Sorry, the previous reply may not have clarified the BUG process. I 
re-debugged and confirmed it yesterday. The current BUG execution 
sequence is described as follows:

1: call in interrupt context

handle_level_irq(struct irq_desc *desc)
     raw_spin_lock(&desc->lock);

     mask_ack_irq(desc);
         mask_irq(desc);
	    desc->irq_data.chip->irq_mask(&desc->irq_data);
	                         <--- gpio irq_chip irq_mask call func.
	    irq_state_set_masked(desc);
     ...
     handle_irq_event(desc); <--- wake interrupt handler thread

     cond_unmask_irq(desc);
     raw_spin_unlock(&desc->lock);

2: call in suspend process

i2c_hid_core_suspend()
     disable_irq(client->irq);
	__disable_irq_nosync(irq)
	    desc = irq_get_desc_buslock(...);

	    __disable_irq(desc);
		irq_disable(desc);
		    __irq_disable(...);
			irq_state_set_disabled(...); <-set disabled flag
			irq_state_set_masked(desc); <-set masked flag

	    irq_put_desc_busunlock(desc, flags);


3:  Interrupt handler thread call

irq_thread_fn()
     irq_finalize_oneshot(desc, action);
	raw_spin_lock_irq(&desc->lock);

	if (!desc->threads_oneshot &&
		!irqd_irq_disabled(&desc->irq_data) && <-
		irqd_irq_masked(&desc->irq_data))
	    unmask_threaded_irq(desc);
		unmask_irq(desc);
		    desc->irq_data.chip->irq_unmask(&desc->irq_data);
			        <--- gpio irq_chip irq_unmask call func.

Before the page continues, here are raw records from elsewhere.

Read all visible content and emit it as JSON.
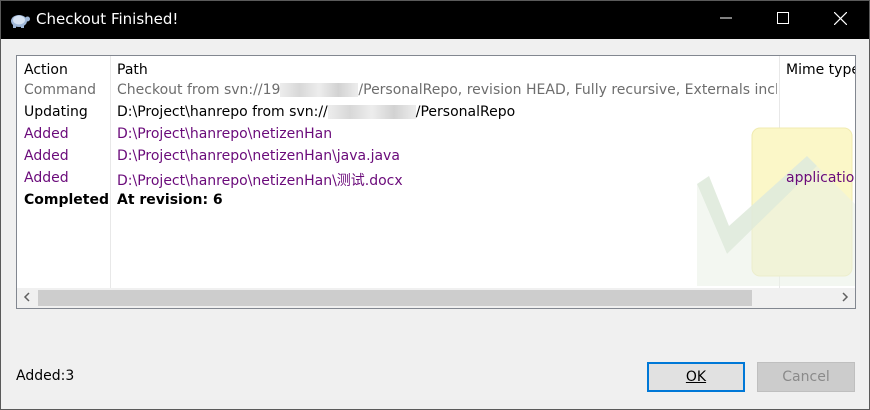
{
  "window": {
    "title": "Checkout Finished!"
  },
  "columns": {
    "action": "Action",
    "path": "Path",
    "mime": "Mime type"
  },
  "rows": [
    {
      "action": "Command",
      "path_pre": "Checkout from svn://19",
      "path_post": "/PersonalRepo, revision HEAD, Fully recursive, Externals included",
      "mime": "",
      "style": "gray"
    },
    {
      "action": "Updating",
      "path_pre": "D:\\Project\\hanrepo from svn://",
      "path_post": "/PersonalRepo",
      "mime": "",
      "style": "black"
    },
    {
      "action": "Added",
      "path": "D:\\Project\\hanrepo\\netizenHan",
      "mime": "",
      "style": "purple"
    },
    {
      "action": "Added",
      "path": "D:\\Project\\hanrepo\\netizenHan\\java.java",
      "mime": "",
      "style": "purple"
    },
    {
      "action": "Added",
      "path": "D:\\Project\\hanrepo\\netizenHan\\测试.docx",
      "mime": "application/",
      "style": "purple"
    },
    {
      "action": "Completed",
      "path": "At revision: 6",
      "mime": "",
      "style": "bold"
    }
  ],
  "status": {
    "text": "Added:3"
  },
  "buttons": {
    "ok": "OK",
    "cancel": "Cancel"
  },
  "colors": {
    "accent": "#0078d7",
    "added": "#6a0a7a",
    "command": "#6d6d6d"
  },
  "icons": {
    "app": "tortoise-icon",
    "minimize": "minimize-icon",
    "maximize": "maximize-icon",
    "close": "close-icon"
  }
}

	raw_spin_unlock_irq(&desc->lock);

That is, there is a time between the 1:handle_level_irq() and 
3:irq_thread_fn() calls for the 2:disable_irq() call to acquire the lock 
and then implement the irq_state_set_disabled() operation. When finally 
call irq_thread_fn()->irq_finalize_oneshot(), it cannot enter the 
unmask_thread_irq() process.

In this case, the gpio irq_chip irq_mask()/irq_unmask() callback pairs 
are not called in pairs, so I think this is a BUG, but not necessarily 
fixed from the irq core code layer.

Next, when the gpio controller driver calls the suspend/resume process, 
it is as follows:

suspend process:
dwapb_gpio_suspend()
     ctx->int_mask   = dwapb_read(gpio, GPIO_INTMASK);

resume process:
dwapb_gpio_resume()
     dwapb_write(gpio, GPIO_INTMASK, ctx->int_mask);

In this case, the masked interrupt bit of GPIO interrupt corresponding 
to i2c hid is saved, so that when gpio resume() process writes from the 
register, the gpio interrupt bit corresponding to i2c hid is masked and 
the i2c hid device cannot be used.

My first solution is to remove the !irqd_irq_disabled(&desc->irq_data) 
condition and the BUG disappears. I can't think of a better solution 
right now.
xiongxin Dec. 13, 2023, 2:35 a.m. UTC | #6
在 2023/12/13 00:57, Jiri Kosina 写道:
> On Mon, 11 Dec 2023, xiongxin wrote:
> 
>> In this scenario, unmask_irq() will not be called, and then gpio corresponding
>> interrupt pin will be masked. Finally, in the suspend() process driven by gpio
>> interrupt controller, the interrupt mask register will be saved, and then
>> masked will continue to be read when resuming () process. After the kernel
>> resumed, the i2c hid gpio interrupt was masked and the i2c hid device was
>> unavailable.
> 
> In addition to what Thomas already wrote -- what exactly is the problem
> you are trying to solve here?
> 
> Is it that your device drive by i2c-hid driver is no longer sending any
> data reports after a suspend/resume cycle? What makes you think that it's
> because of its IRQ being disabled?
> 
> Don't you just perhaps need I2C_HID_QUIRK_RESET_ON_RESUME quirk for that
> device?
> 

I have confirmed I2C_HID_QUIRK_RESET_ON_RESUME quirk, the current BUG is 
related to GPIO interrupt masking, and has little to do with hid code.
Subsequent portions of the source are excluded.